La querelle legata alla chiusura degli impianti di risalita ha inevitabilmente catalizzato l’attenzione. Ma il sindaco di Bagnoli Irpino, Filippo Nigro, ha rassicurato circa il futuro della stazione sciistica.
“Ho certezza che c’è un finanziamento per rinnovare gli impianti ma ho anche la certezza che fino a quando le aree saranno in mano ai privati non ci potrà essere alcun finanziamento – ha chiarito il sindaco Nigro -. Abbiamo deciso di fare una scelta semplice ma coraggiosa: rientrare nella disponibilità delle aree per far si che già dal prossimo inverno gli impianti possano tornare in funzione. Nel giro di un paio d’anni al massimo potremo dotare il Laceno di strutture moderne. Nel frattempo, già dall’inverno prossimo si tornerà a sciare utilizzando l’esistente. Per quest’anno stiamo pensando ad un progetto, con il coinvolgimento dei privati, per realizzare una pista di pattinaggio, una struttura di geoski, dove poter far divertire i bambini con gli sci, il bob, il tubing ma anche proporre attività escursionistiche”.
Alla conferenza stampa di presentazione di “Montagna Uisp incontra Innamorati della Neve” è intervenuto anche il delegato provinciale del Coni, Giuseppe Saviano, che ha definito la manifestazione “una prova di maturità”, invocando un maggior sostegno da parte delle Istituzioni allo sport, affinchè questi sia “davvero per tutti”.

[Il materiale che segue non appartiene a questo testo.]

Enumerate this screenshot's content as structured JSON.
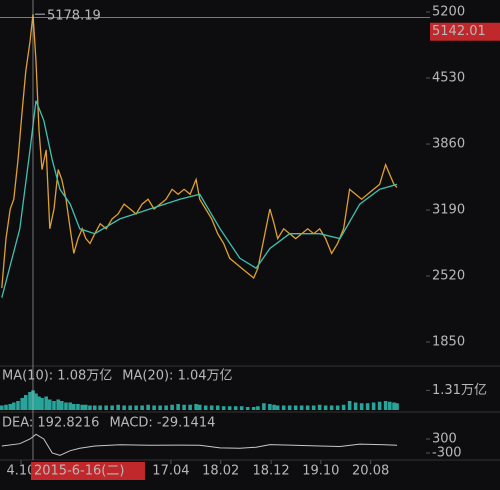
{
  "chart_data": [
    {
      "type": "line",
      "xlim": [
        2014.4,
        2021.57
      ],
      "xticks": [
        {
          "value": 2014.75,
          "label": "4.10"
        },
        {
          "value": 2017.25,
          "label": "17.04"
        },
        {
          "value": 2018.08,
          "label": "18.02"
        },
        {
          "value": 2018.92,
          "label": "18.12"
        },
        {
          "value": 2019.75,
          "label": "19.10"
        },
        {
          "value": 2020.58,
          "label": "20.08"
        }
      ],
      "ylim": [
        1617,
        5322
      ],
      "yticks": [
        5200,
        4530,
        3860,
        3190,
        2520,
        1850
      ],
      "series": [
        {
          "color": "#e0a030",
          "x": [
            2014.43,
            2014.5,
            2014.57,
            2014.63,
            2014.7,
            2014.77,
            2014.83,
            2014.9,
            2014.95,
            2015.0,
            2015.05,
            2015.1,
            2015.17,
            2015.23,
            2015.3,
            2015.37,
            2015.43,
            2015.5,
            2015.57,
            2015.63,
            2015.7,
            2015.77,
            2015.83,
            2015.9,
            2015.98,
            2016.07,
            2016.17,
            2016.27,
            2016.37,
            2016.47,
            2016.57,
            2016.67,
            2016.77,
            2016.87,
            2016.97,
            2017.07,
            2017.17,
            2017.27,
            2017.37,
            2017.47,
            2017.57,
            2017.67,
            2017.73,
            2017.83,
            2017.93,
            2018.03,
            2018.13,
            2018.23,
            2018.33,
            2018.43,
            2018.53,
            2018.63,
            2018.7,
            2018.8,
            2018.9,
            2018.97,
            2019.03,
            2019.13,
            2019.23,
            2019.33,
            2019.43,
            2019.53,
            2019.63,
            2019.73,
            2019.83,
            2019.93,
            2020.03,
            2020.13,
            2020.23,
            2020.33,
            2020.43,
            2020.53,
            2020.63,
            2020.73,
            2020.83,
            2020.9,
            2020.97,
            2021.02
          ],
          "values": [
            2400,
            2900,
            3200,
            3300,
            3700,
            4200,
            4600,
            4900,
            5178.19,
            4700,
            4000,
            3600,
            3800,
            3000,
            3200,
            3600,
            3500,
            3300,
            3000,
            2750,
            2900,
            3000,
            2900,
            2850,
            2950,
            3050,
            3000,
            3100,
            3150,
            3250,
            3200,
            3150,
            3250,
            3300,
            3200,
            3250,
            3300,
            3400,
            3350,
            3400,
            3350,
            3500,
            3300,
            3200,
            3100,
            2950,
            2850,
            2700,
            2650,
            2600,
            2550,
            2500,
            2600,
            2900,
            3200,
            3050,
            2900,
            3000,
            2950,
            2900,
            2950,
            3000,
            2950,
            3000,
            2900,
            2750,
            2850,
            3000,
            3400,
            3350,
            3300,
            3350,
            3400,
            3450,
            3650,
            3550,
            3450,
            3420
          ]
        },
        {
          "color": "#40c0b0",
          "x": [
            2014.43,
            2014.73,
            2014.9,
            2015.0,
            2015.13,
            2015.27,
            2015.4,
            2015.57,
            2015.73,
            2015.98,
            2016.4,
            2016.9,
            2017.4,
            2017.73,
            2018.07,
            2018.4,
            2018.67,
            2018.9,
            2019.23,
            2019.73,
            2020.07,
            2020.4,
            2020.73,
            2021.02
          ],
          "values": [
            2300,
            3000,
            3800,
            4300,
            4100,
            3700,
            3400,
            3250,
            3000,
            2950,
            3100,
            3200,
            3300,
            3350,
            3000,
            2700,
            2600,
            2800,
            2950,
            2950,
            2900,
            3250,
            3400,
            3450
          ]
        }
      ],
      "max": 5178.19,
      "crosshair": {
        "date": "2015-6-16(二)",
        "price": 5142.01
      }
    },
    {
      "type": "bar",
      "texts": [
        {
          "text": "MA(10): 1.08万亿",
          "color": "#e8a33a"
        },
        {
          "text": "MA(20): 1.04万亿",
          "color": "#d63fb8"
        }
      ],
      "color": "#2aa39a",
      "ylim": [
        0,
        1.6
      ],
      "yticks": [
        {
          "value": 1.31,
          "label": "1.31万亿"
        }
      ],
      "values": [
        0.3,
        0.35,
        0.4,
        0.5,
        0.6,
        0.8,
        1.0,
        1.2,
        1.31,
        1.1,
        0.9,
        0.8,
        0.9,
        0.7,
        0.6,
        0.7,
        0.6,
        0.5,
        0.5,
        0.4,
        0.4,
        0.35,
        0.35,
        0.3,
        0.3,
        0.3,
        0.3,
        0.3,
        0.35,
        0.3,
        0.3,
        0.3,
        0.3,
        0.35,
        0.3,
        0.3,
        0.3,
        0.35,
        0.4,
        0.35,
        0.35,
        0.4,
        0.35,
        0.3,
        0.3,
        0.3,
        0.25,
        0.25,
        0.25,
        0.25,
        0.2,
        0.2,
        0.25,
        0.45,
        0.4,
        0.35,
        0.3,
        0.3,
        0.3,
        0.3,
        0.3,
        0.3,
        0.3,
        0.35,
        0.3,
        0.3,
        0.3,
        0.35,
        0.6,
        0.5,
        0.45,
        0.45,
        0.5,
        0.55,
        0.6,
        0.55,
        0.5,
        0.45
      ]
    },
    {
      "type": "line",
      "texts": [
        {
          "text": "DEA: 192.8216",
          "color": "#e8a33a"
        },
        {
          "text": "MACD: -29.1414",
          "color": "#e6e6e6"
        }
      ],
      "color": "#c8c8c8",
      "ylim": [
        -600,
        600
      ],
      "yticks": [
        300,
        -300
      ],
      "x": [
        2014.43,
        2014.73,
        2014.9,
        2015.0,
        2015.13,
        2015.27,
        2015.4,
        2015.57,
        2015.73,
        2015.98,
        2016.4,
        2016.9,
        2017.4,
        2017.73,
        2018.07,
        2018.4,
        2018.67,
        2018.9,
        2019.23,
        2019.73,
        2020.07,
        2020.4,
        2020.73,
        2021.02
      ],
      "values": [
        0,
        100,
        300,
        500,
        300,
        -300,
        -400,
        -200,
        -100,
        0,
        50,
        30,
        40,
        30,
        -80,
        -100,
        -50,
        60,
        40,
        0,
        -20,
        80,
        60,
        30
      ]
    }
  ]
}
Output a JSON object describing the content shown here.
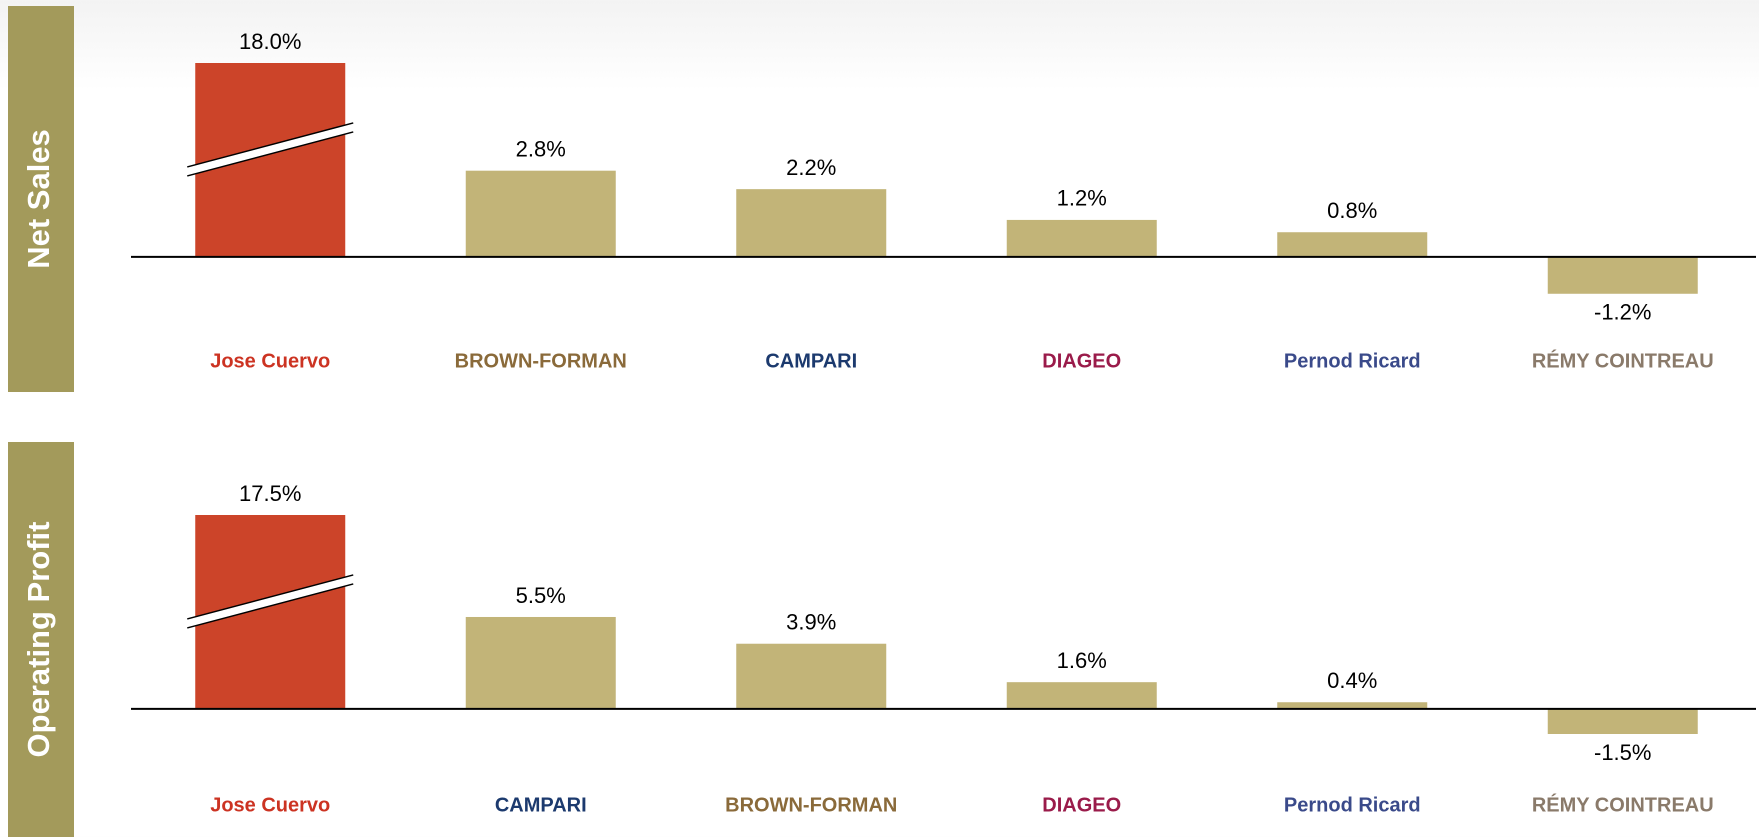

Ed a proposito di Istituzioni, il consigliere regionale della Campania, Francesco Todisco, si è detto “indignato” per la situazione venutasi a creare a Laceno, assicurando il suo impegno in Commissione Cultura.
“Una concessione vive di regole e non può essere una privazione – ha detto -. Le autorità e la giustizia amministrativa valuteranno nel miglior modo affinchè il bene di tutti venga rimesso al centro”.
“Dobbiamo impegnarci perchè quel luogo, che ha beni culturali straordinari, borghi bellissimi, località religiose eccellenti, prodotti enogastronomici invidiabili, recuperi la sua vocazione – ha concluso la presidente del Consiglio Regionale della Campania, Rosa D’Amelio -. L’investimento non è solo legato alle piste da sci ma a tutto quel territorio che è nel cuore del Parco dei Monti Picentini, un territorio particolarmente apprezzato dai turisti che, sempre più, scelgono luoghi green, dove poter trovare bellezze ed eccellenze”.